Entre quem declara algum conhecimento, cerca de 40% se dizem favoráveis (total ou em grande parte) à reforma administrativa, mas 26,4% não sabem dizer se são a favor ou contra, evidenciando o grau de desconhecimento.
Para Fernanda, o dado central é o “gap” entre o conhecimento sobre a reforma como um todo e a reação às medidas concretas. “As pessoas conhecem pouco o que está sendo proposto e trabalham numa percepção mais geral da reforma. Quando você olha para medidas específicas, o nível de apoio é bem mais alto do que o apoio à reforma como um todo”, argumenta a especialista em Advocacy.
Ana Pessanha concorda com essa leitura. “A reforma é pouco conhecida, o que era algo que a gente já esperava. Mas quando se destrincha as propostas, sobretudo as que se referem ao combate a privilégios, uma boa parte, muitas vezes acima de 70%, concorda totalmente”, avalia.
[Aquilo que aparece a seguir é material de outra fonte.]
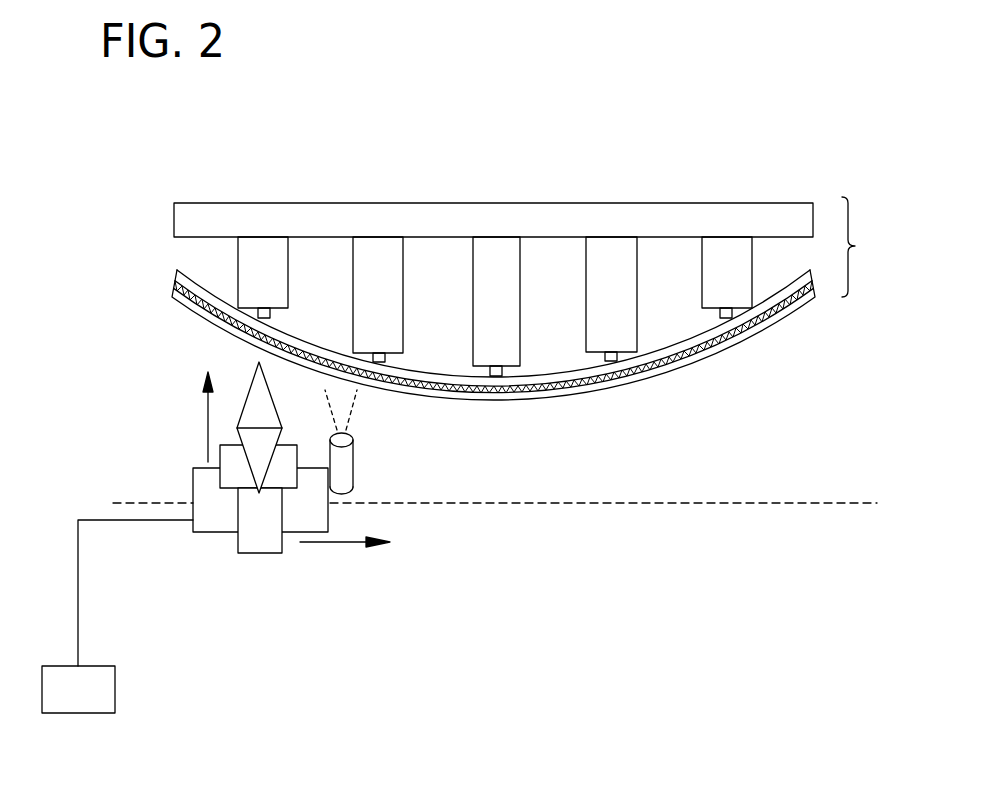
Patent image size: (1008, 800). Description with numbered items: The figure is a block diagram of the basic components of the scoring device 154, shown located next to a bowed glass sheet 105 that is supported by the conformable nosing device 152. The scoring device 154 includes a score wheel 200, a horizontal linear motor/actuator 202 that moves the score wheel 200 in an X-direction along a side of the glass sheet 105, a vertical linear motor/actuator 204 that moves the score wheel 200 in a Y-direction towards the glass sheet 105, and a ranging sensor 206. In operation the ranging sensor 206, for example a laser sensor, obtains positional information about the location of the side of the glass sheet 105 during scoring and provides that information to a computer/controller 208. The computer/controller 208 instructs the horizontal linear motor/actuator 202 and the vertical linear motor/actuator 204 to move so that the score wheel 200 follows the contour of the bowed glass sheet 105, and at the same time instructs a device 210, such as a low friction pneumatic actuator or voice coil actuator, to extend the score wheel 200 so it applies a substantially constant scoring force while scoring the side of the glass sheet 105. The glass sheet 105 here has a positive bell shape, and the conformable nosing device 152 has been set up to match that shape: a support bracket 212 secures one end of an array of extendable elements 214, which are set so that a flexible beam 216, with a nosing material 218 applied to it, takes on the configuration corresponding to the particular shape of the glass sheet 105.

The bowed glass sheet 105 is at (460, 315).
The conformable nosing device 152 is at (873, 247).
The scoring device 154 is at (440, 482).
The score wheel 200 is at (236, 512).
The horizontal linear motor/actuator 202 is at (220, 533).
The vertical linear motor/actuator 204 is at (257, 553).
The ranging sensor 206 is at (350, 432).
The computer/controller 208 is at (85, 693).
The device 210 is at (292, 477).
The support bracket 212 is at (722, 212).
The extendable elements 214 is at (353, 281).
The flexible beam 216 is at (175, 273).
The nosing material 218 is at (175, 290).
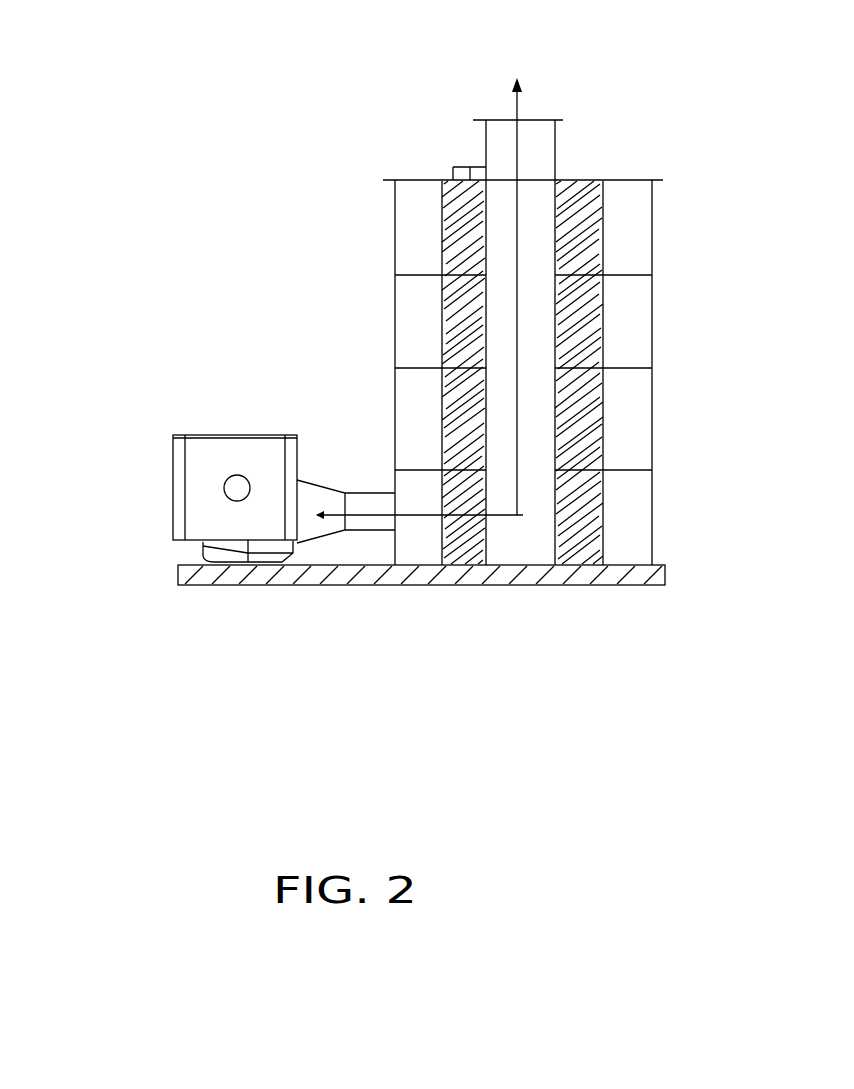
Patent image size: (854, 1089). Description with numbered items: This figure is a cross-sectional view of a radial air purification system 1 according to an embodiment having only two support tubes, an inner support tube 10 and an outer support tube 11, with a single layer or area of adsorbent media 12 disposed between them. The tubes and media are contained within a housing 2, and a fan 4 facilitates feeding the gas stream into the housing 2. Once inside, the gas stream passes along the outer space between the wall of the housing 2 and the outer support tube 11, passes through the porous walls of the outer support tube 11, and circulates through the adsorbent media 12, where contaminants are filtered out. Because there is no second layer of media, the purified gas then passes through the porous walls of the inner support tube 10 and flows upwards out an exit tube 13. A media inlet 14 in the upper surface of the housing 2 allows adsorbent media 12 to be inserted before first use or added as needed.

The radial air purification system 1 is at (196, 190).
The housing 2 is at (652, 260).
The fan 4 is at (215, 455).
The inner support tube 10 is at (538, 536).
The outer support tube 11 is at (612, 420).
The adsorbent media 12 is at (460, 550).
The exit tube 13 is at (566, 135).
The media inlet 14 is at (455, 158).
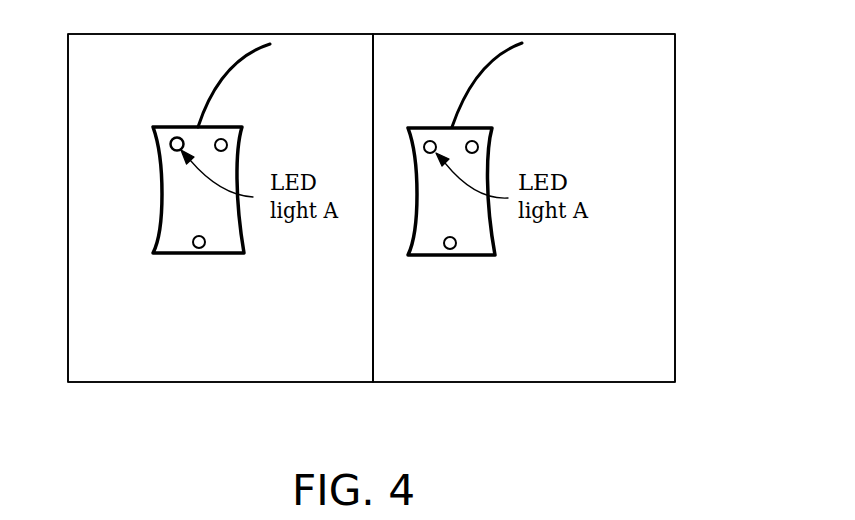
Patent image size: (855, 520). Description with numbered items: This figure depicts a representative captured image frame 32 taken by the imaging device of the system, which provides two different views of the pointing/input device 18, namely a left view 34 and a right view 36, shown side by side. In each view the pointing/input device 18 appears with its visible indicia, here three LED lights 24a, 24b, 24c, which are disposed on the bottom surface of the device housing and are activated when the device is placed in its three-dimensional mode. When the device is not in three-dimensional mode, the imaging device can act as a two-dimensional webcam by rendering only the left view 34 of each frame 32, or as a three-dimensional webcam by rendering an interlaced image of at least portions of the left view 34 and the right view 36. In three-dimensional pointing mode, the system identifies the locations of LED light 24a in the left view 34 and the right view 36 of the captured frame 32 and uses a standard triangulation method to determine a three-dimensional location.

Avaliação de desempenho: consenso raro
Um dos achados mais importantes do levantamento é a ampla concordância com mecanismos de avaliação de desempenho. Nada menos que 70,8% dos entrevistados concordam totalmente que servidores públicos sejam avaliados periodicamente com base em suas entregas. Já outros 11,9% concordam parcialmente; ou seja, somados são mais de 80% de apoio à medida. A pesquisa aponta também que
57,1% defendem que os servidores com melhor desempenho sejam priorizados em promoções e aumentos salariais.
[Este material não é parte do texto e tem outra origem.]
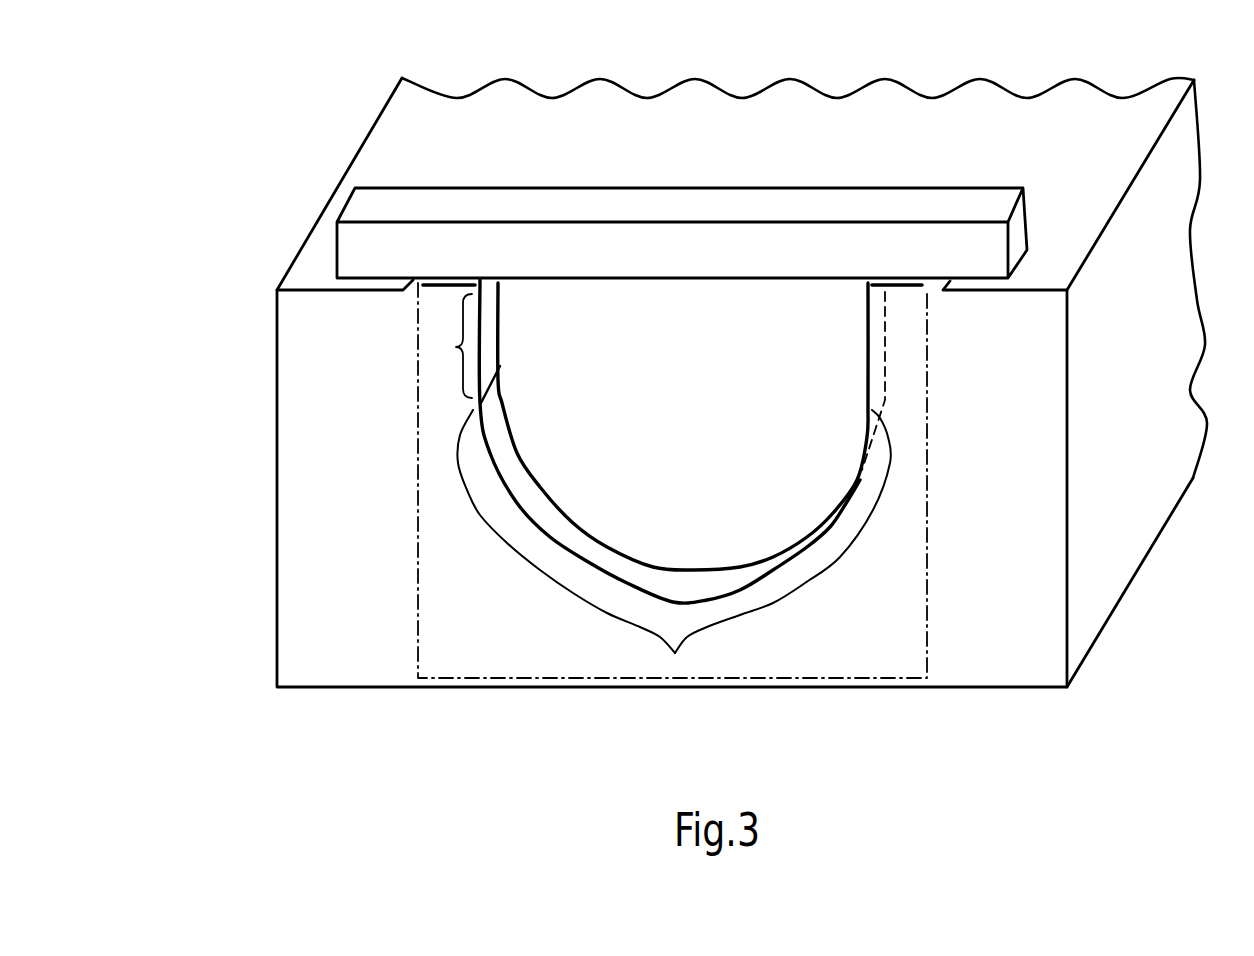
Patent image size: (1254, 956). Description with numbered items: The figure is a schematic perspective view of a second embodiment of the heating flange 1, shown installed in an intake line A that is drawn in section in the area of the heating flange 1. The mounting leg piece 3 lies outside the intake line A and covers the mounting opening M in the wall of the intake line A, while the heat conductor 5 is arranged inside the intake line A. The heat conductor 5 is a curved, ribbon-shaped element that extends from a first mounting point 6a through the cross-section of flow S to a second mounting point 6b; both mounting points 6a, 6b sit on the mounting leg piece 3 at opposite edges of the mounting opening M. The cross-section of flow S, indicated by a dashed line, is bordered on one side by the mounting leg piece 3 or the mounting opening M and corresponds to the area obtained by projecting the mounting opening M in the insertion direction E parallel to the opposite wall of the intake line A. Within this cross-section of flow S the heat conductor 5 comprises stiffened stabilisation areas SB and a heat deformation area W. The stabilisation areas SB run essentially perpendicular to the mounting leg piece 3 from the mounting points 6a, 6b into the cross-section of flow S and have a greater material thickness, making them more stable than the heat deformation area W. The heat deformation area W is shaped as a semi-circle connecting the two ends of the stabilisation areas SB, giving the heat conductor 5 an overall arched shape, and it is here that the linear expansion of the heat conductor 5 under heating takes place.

The heating flange 1 is at (826, 126).
The mounting leg piece 3 is at (997, 242).
The heat conductor 5 is at (837, 517).
The first mounting point 6a is at (448, 296).
The second mounting point 6b is at (895, 303).
The intake line A is at (372, 152).
The insertion direction E is at (162, 556).
The mounting opening M is at (679, 307).
The stabilisation areas SB is at (458, 347).
The cross-section of flow S is at (843, 657).
The heat deformation area W is at (674, 653).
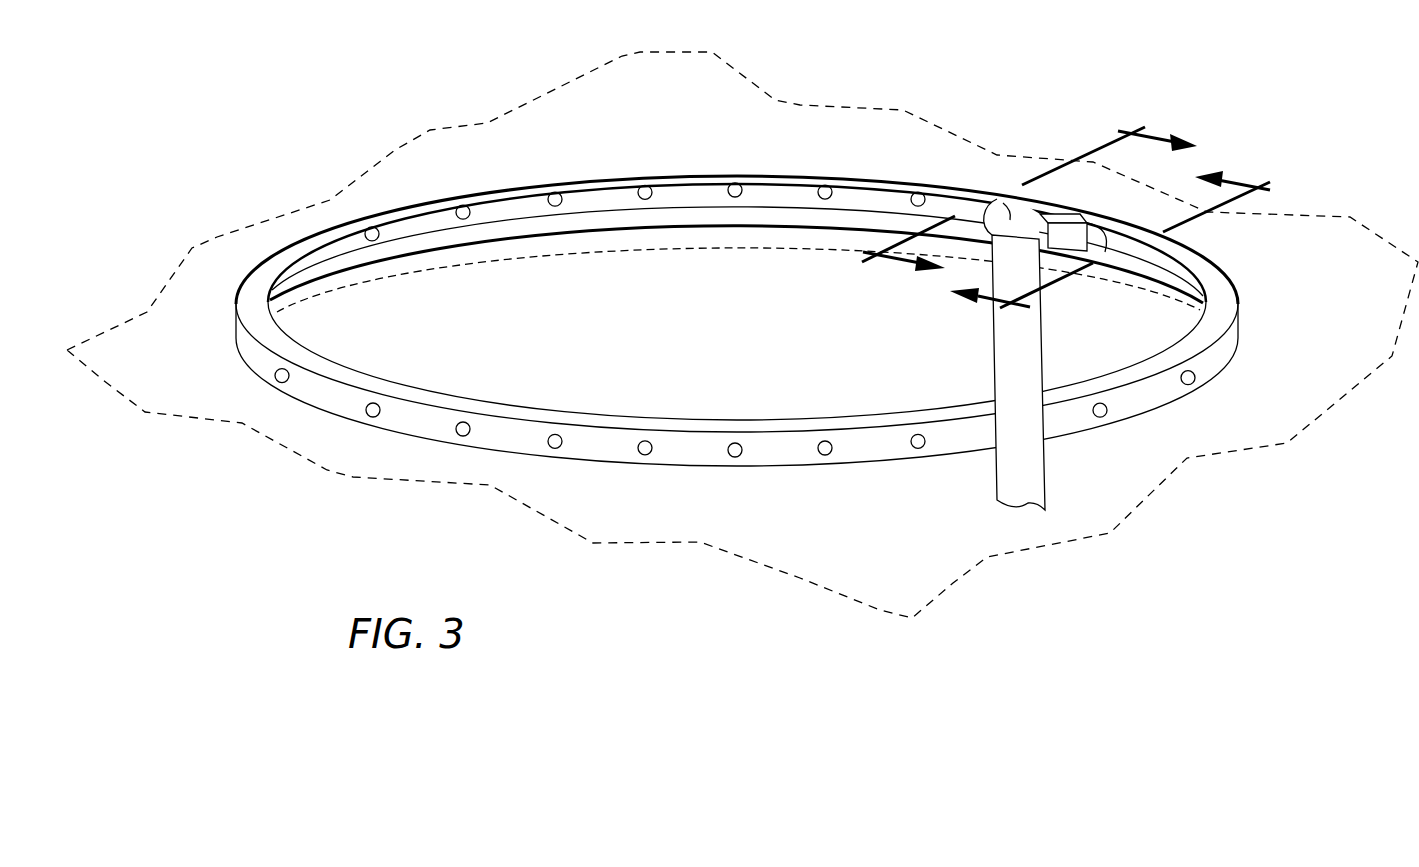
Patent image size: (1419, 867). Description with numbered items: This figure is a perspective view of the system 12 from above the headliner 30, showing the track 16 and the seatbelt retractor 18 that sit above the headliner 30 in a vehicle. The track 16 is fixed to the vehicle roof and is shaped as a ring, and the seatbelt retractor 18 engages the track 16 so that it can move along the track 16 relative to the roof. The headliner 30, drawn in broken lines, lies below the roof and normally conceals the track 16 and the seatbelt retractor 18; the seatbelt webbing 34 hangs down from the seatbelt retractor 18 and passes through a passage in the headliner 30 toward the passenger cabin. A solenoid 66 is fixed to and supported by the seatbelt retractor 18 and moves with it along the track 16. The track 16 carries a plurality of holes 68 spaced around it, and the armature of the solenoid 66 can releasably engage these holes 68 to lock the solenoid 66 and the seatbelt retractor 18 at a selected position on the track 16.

The system 12 is at (831, 140).
The track 16 is at (562, 183).
The seatbelt retractor 18 is at (1010, 216).
The headliner 30 is at (956, 585).
The seatbelt webbing 34 is at (998, 483).
The solenoid 66 is at (1098, 235).
The holes 68 is at (826, 458).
“Pessoas com emprego formal estão sempre, direta ou indiretamente, sendo avaliadas se trabalham e se trabalham bem, pois o risco de demissão é inerente, Portanto, esse é um tema intuitivo para a população”, observa Ana. “Ter mais de 80% da população apoiando que servidores sejam avaliados periodicamente com base em suas entregas é um sinal de que essa agenda tem respaldo social”, pondera Fernanda Melo.
Servidor, regras e debate público
A pesquisa também capta a percepção de que as regras atuais não incentivam o melhor desempenho. Uma parcela expressiva dos entrevistados considera que o arcabouço de incentivos leva servidores a se esforçarem “nada ou muito pouco”.
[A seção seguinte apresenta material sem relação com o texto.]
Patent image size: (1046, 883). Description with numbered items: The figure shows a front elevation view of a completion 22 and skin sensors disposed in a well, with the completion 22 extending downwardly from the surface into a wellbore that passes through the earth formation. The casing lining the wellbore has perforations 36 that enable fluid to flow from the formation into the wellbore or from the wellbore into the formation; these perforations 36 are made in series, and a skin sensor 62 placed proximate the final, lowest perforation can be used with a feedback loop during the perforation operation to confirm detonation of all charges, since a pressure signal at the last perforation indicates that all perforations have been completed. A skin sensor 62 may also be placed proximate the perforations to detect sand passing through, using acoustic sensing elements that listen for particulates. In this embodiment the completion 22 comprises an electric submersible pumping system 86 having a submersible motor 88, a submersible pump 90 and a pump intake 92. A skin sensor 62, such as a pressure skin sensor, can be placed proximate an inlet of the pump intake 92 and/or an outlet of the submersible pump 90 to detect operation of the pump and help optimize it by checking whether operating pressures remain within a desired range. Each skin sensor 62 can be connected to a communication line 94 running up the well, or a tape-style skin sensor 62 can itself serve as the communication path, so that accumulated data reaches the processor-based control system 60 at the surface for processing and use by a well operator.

Para Ana Pessanha, isso reforça a necessidade de qualificar o debate: “Não tem problema nenhum servidores e especialistas discordarem das propostas e apresentarem contrapontos. Mas o debate deve ser propositivo e pautado nas propostas efetivamente apresentadas. Se tudo vira ‘não à reforma’, o Estado não melhora, a população continua insatisfeita e a confiança no setor público cai”, diz.
Outra contribuição do levantamento é ajudar a reposicionar a discussão sobre o papel do Estado. Os dados sugerem que a população quer um Estado mais eficiente, moderno e transparente, mas não compra automaticamente a agenda de “enxugamento” a qualquer custo. “Só 25% veem reduzir o tamanho do Estado como prioridade da reforma, enquanto a maior parte fala em combater privilégios, aumentar transparência e melhorar eficiência e qualidade dos serviços”, observa Fernanda.
Uma agenda que não desaparece
A pesquisa Atlas/República mostra que, apesar do baixo conhecimento sobre o texto da reforma administrativa, há um terreno fértil na opinião pública para uma agenda de modernização do Estado baseada em três pilares:
- Combate a privilégios concentrados em poucas carreiras;
- Mais transparência e controle social sobre gastos e benefícios;
- Gestão de desempenho que ligue esforço, entregas e progressão na carreira.
“Grandes reformas estruturais sempre enfrentam resistências muito mobilizadas de grupos que se sentem ameaçados, enquanto a maioria beneficiada tende a ser mais silenciosa”, observa Fernanda Melo. “Ter evidências de que a população apoia o combate a privilégios e a melhoria da gestão de desempenho é fundamental para reequilibrar essa balança”, conclui a especialista.